The people up here, other than a few, are so rude and unfriendly. It's so crazy how different people are up here compared to the South. I always heard Southern hospitality was unique, but never knew how unique until I came up here. No one says hello, thank you, please or even smiles. I have met a few nice people, but in the everyday movement, not so much. It's just a way bigger change than I ever thought or prepared myself for.

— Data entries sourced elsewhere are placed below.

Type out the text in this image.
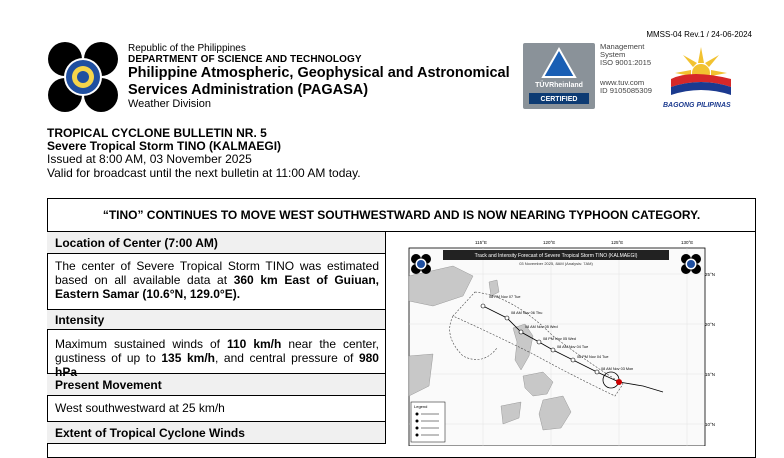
MMSS-04 Rev.1 / 24-06-2024
Republic of the Philippines
DEPARTMENT OF SCIENCE AND TECHNOLOGY
Philippine Atmospheric, Geophysical and Astronomical
Services Administration (PAGASA)
Weather Division
TÜVRheinland
CERTIFIED
Management
System
ISO 9001:2015
www.tuv.com
ID 9105085309
BAGONG PILIPINAS
TROPICAL CYCLONE BULLETIN NR. 5
Severe Tropical Storm TINO (KALMAEGI)
Issued at 8:00 AM, 03 November 2025
Valid for broadcast until the next bulletin at 11:00 AM today.
“TINO” CONTINUES TO MOVE WEST SOUTHWESTWARD AND IS NOW NEARING TYPHOON CATEGORY.
Location of Center (7:00 AM)
The center of Severe Tropical Storm TINO was estimated based on all available data at 360 km East of Guiuan, Eastern Samar (10.6°N, 129.0°E).
Intensity
Maximum sustained winds of 110 km/h near the center, gustiness of up to 135 km/h, and central pressure of 980 hPa
Present Movement
West southwestward at 25 km/h
Extent of Tropical Cyclone Winds
115°E	120°E	125°E	130°E
25°N
20°N
15°N
10°N
Track and Intensity Forecast of Severe Tropical Storm TINO (KALMAEGI)
03 November 2025, 8AM (Analysis: 7AM)
08 PM Nov 07 Tue
08 AM Nov 06 Thu
08 AM Nov 05 Wed
08 PM Nov 05 Wed
08 AM Nov 04 Tue
08 PM Nov 04 Tue
08 AM Nov 03 Mon
Legend
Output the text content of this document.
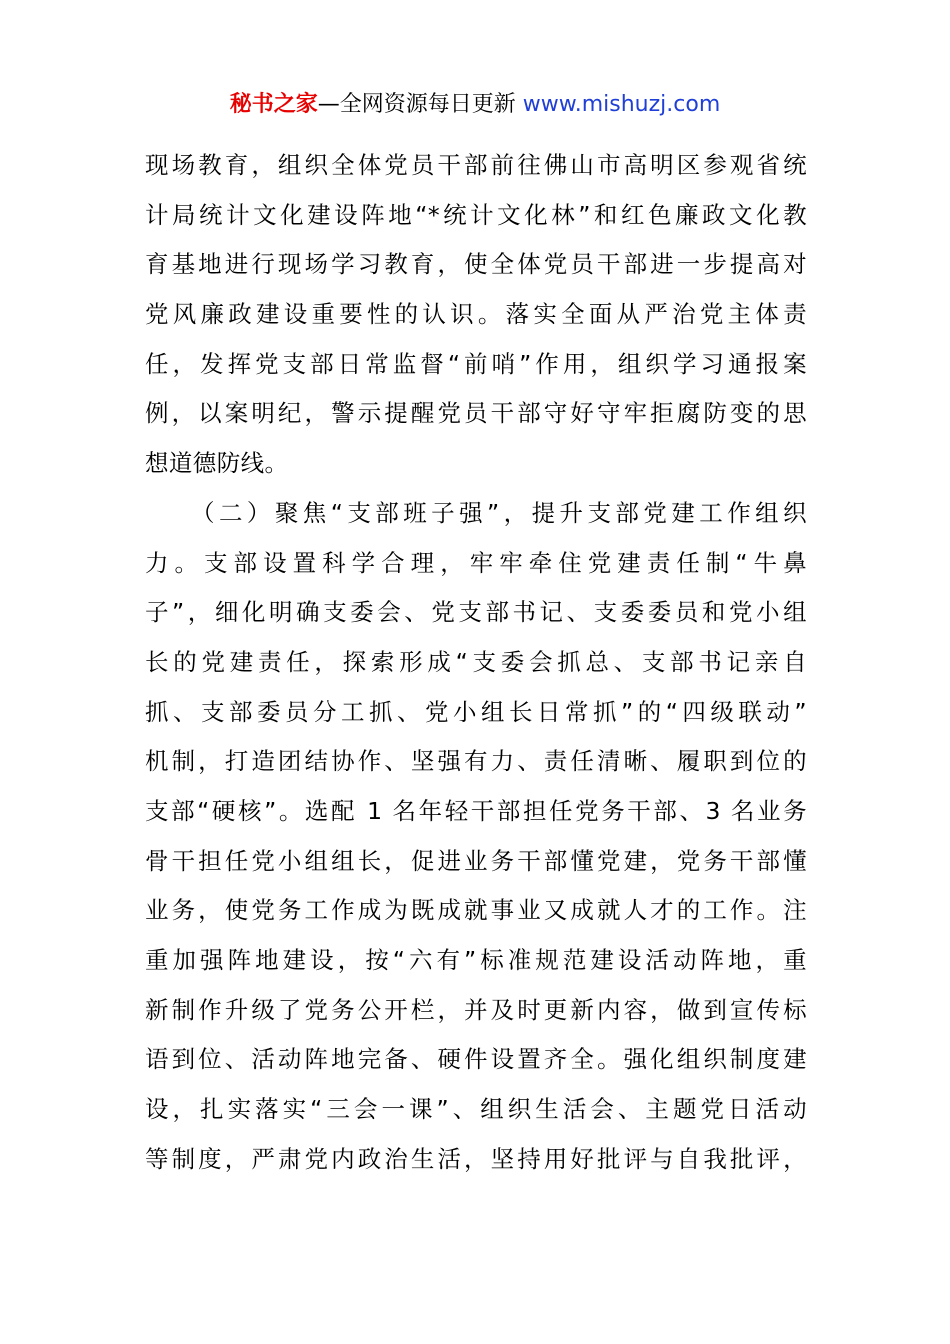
秘书之家—全网资源每日更新 www.mishuzj.com
现场教育，组织全体党员干部前往佛山市高明区参观省统
计局统计文化建设阵地“*统计文化林”和红色廉政文化教
育基地进行现场学习教育，使全体党员干部进一步提高对
党风廉政建设重要性的认识。落实全面从严治党主体责
任，发挥党支部日常监督“前哨”作用，组织学习通报案
例，以案明纪，警示提醒党员干部守好守牢拒腐防变的思
想道德防线。
（二）聚焦“支部班子强”，提升支部党建工作组织
力。支部设置科学合理，牢牢牵住党建责任制“牛鼻
子”，细化明确支委会、党支部书记、支委委员和党小组
长的党建责任，探索形成“支委会抓总、支部书记亲自
抓、支部委员分工抓、党小组长日常抓”的“四级联动”
机制，打造团结协作、坚强有力、责任清晰、履职到位的
支部“硬核”。选配 1 名年轻干部担任党务干部、3 名业务
骨干担任党小组组长，促进业务干部懂党建，党务干部懂
业务，使党务工作成为既成就事业又成就人才的工作。注
重加强阵地建设，按“六有”标准规范建设活动阵地，重
新制作升级了党务公开栏，并及时更新内容，做到宣传标
语到位、活动阵地完备、硬件设置齐全。强化组织制度建
设，扎实落实“三会一课”、组织生活会、主题党日活动
等制度，严肃党内政治生活，坚持用好批评与自我批评，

Okay, so that's my rant. On a happier note, besides my living situation, I haven't been this happy in a long time. I am so thankful for all of my family and great friends. When you get to a certain age, it really becomes important to know who is really there for you. Especially moving away, you start to see who really cares. Also, let me just say how proud I am of my sister (not Angela). Matthew would be so proud too. She has been so brave in standing up for what she wants in life. It really is admirable. I am also so glad Angela has found someone so amazing. I never would have thought she would be dating someone with kids, especially kids that are 10 and 16. Craziness. I can't wait to move back so I can be apart of their world too. Everyone around me is finally getting the life they want (some it may not be until August- HC), but we all are. That fills me with such comfort and hope for a wonderful future. I look forward to the day when we can all get together on a regular basis.

Enough for now.

Matthew- I still miss you and think of you several times everyday. I always will. I know you had a part in helping us all (me, Angela and Mimi) find happiness and I know you are watching over us and keeping us safe. I know you would be proud and happy for us. Always.